The dataset contains two files: one with a ".names" suffix and one with a ".data" suffix. The actual data is in the ".data" suffix and ".names" describes the metadata (i.e., describes what the different columns mean). Note that each row of the ".data" file contains one instance and includes both features and the class label (please take care to note the order). The machine learning problem here is to take the votes of US congressmen/congresswomen as input and predict whether they are a Republican or a Democrat. In particular, our goal is to solve this problem using both decision trees and a naïve Bayes classifier.

First, spend some time understanding the structure of the dataset, how the instances are organized, how the features/class are organized, and so on.
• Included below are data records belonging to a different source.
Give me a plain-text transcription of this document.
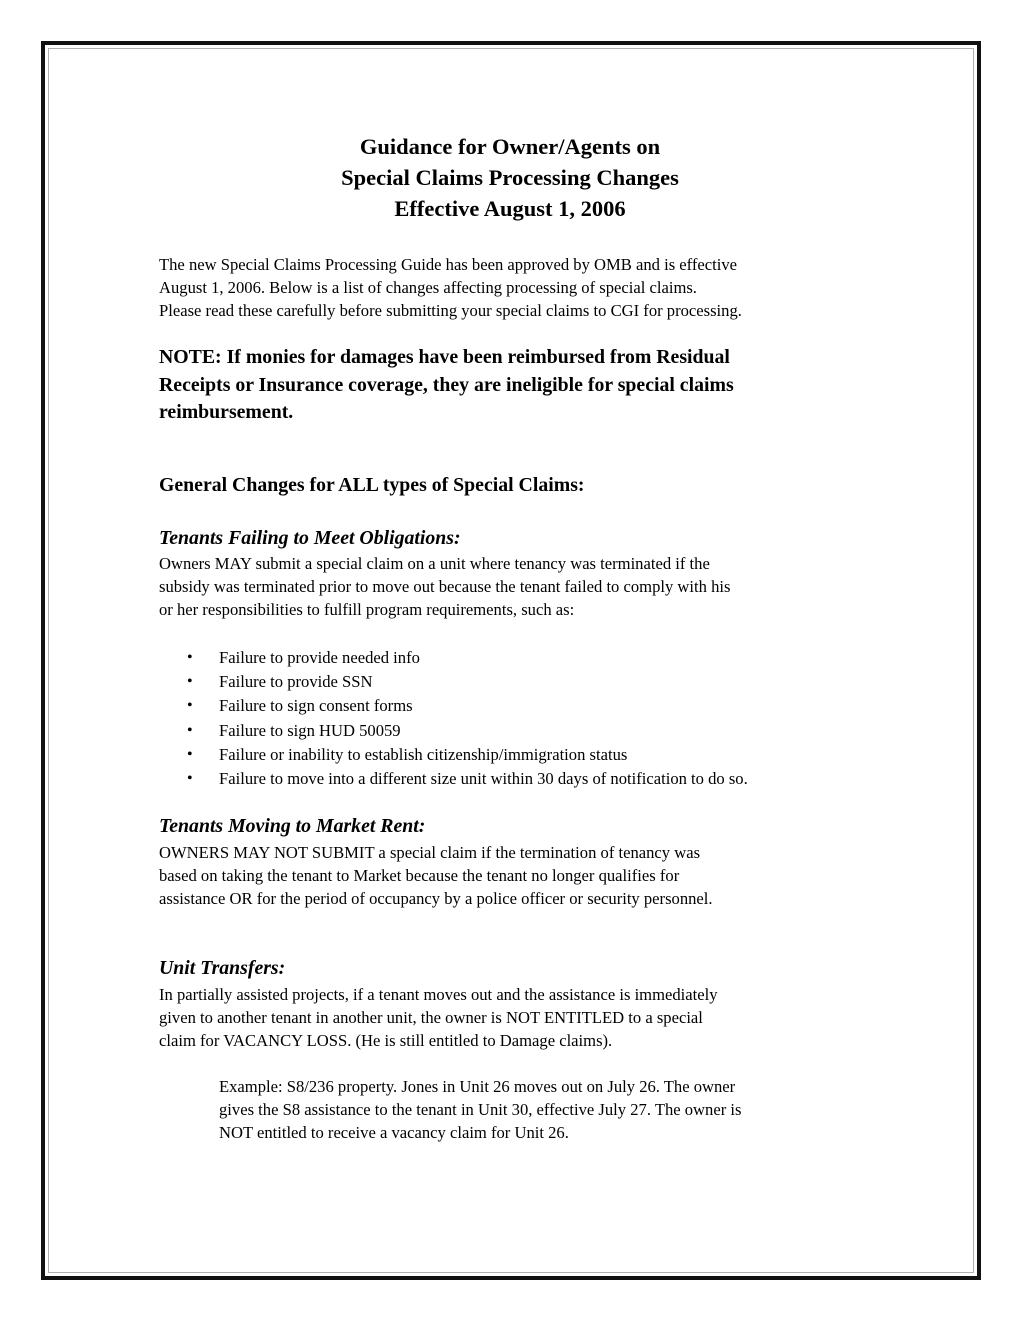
Guidance for Owner/Agents on
Special Claims Processing Changes
Effective August 1, 2006
The new Special Claims Processing Guide has been approved by OMB and is effective
August 1, 2006. Below is a list of changes affecting processing of special claims.
Please read these carefully before submitting your special claims to CGI for processing.
NOTE: If monies for damages have been reimbursed from Residual
Receipts or Insurance coverage, they are ineligible for special claims
reimbursement.
General Changes for ALL types of Special Claims:
Tenants Failing to Meet Obligations:
Owners MAY submit a special claim on a unit where tenancy was terminated if the
subsidy was terminated prior to move out because the tenant failed to comply with his
or her responsibilities to fulfill program requirements, such as:
• Failure to provide needed info
• Failure to provide SSN
• Failure to sign consent forms
• Failure to sign HUD 50059
• Failure or inability to establish citizenship/immigration status
• Failure to move into a different size unit within 30 days of notification to do so.
Tenants Moving to Market Rent:
OWNERS MAY NOT SUBMIT a special claim if the termination of tenancy was
based on taking the tenant to Market because the tenant no longer qualifies for
assistance OR for the period of occupancy by a police officer or security personnel.
Unit Transfers:
In partially assisted projects, if a tenant moves out and the assistance is immediately
given to another tenant in another unit, the owner is NOT ENTITLED to a special
claim for VACANCY LOSS. (He is still entitled to Damage claims).
Example: S8/236 property. Jones in Unit 26 moves out on July 26. The owner
gives the S8 assistance to the tenant in Unit 30, effective July 27. The owner is
NOT entitled to receive a vacancy claim for Unit 26.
You need to "massage" this data into the form that scikit-learn requires before you can apply either a decision tree or a naïve Bayes classifier. So spend some time understanding and planning how you will do this massaging. You can do this in Python or in Excel or any way you choose. Note that this step is a natural part of the machine learning and knowledge discovery process. Data is rarely given in the form that machine learning can be directly applied, so that considerable effort goes into cleaning, manipulating, and massaging it. Do not apply scikit-learn before ensuring that it is in the form required.

Just like the PlayTennis dataset, the features are binary-valued but note that some features have missing values for some rows (instances). You need to decide how you will handle them. There are three possibilities here: i) discard instances that have missing feature values, ii) treat "missing" as if it is a value (and thus a binary feature becomes a ternary, or three-valued, feature), iii) impute missing values (i.e., for each feature, replace missing values with the most common value for that feature), so that they are no longer missing or unknown. If you read the ".notes" file, it explains why some values are missing and what they mean.

  • Implement a decision tree and Naïve Bayes classifier for classification, with each of the above three ways of dealing with missing values. So you are experimenting with 6 scenarios.
  • Perform 5-fold cross validation and report precision, recall, and F1-scores for each of the 6 scenarios.

2. For what type of dataset would you choose decision trees as a classifier over Naive Bayes? Vice versa?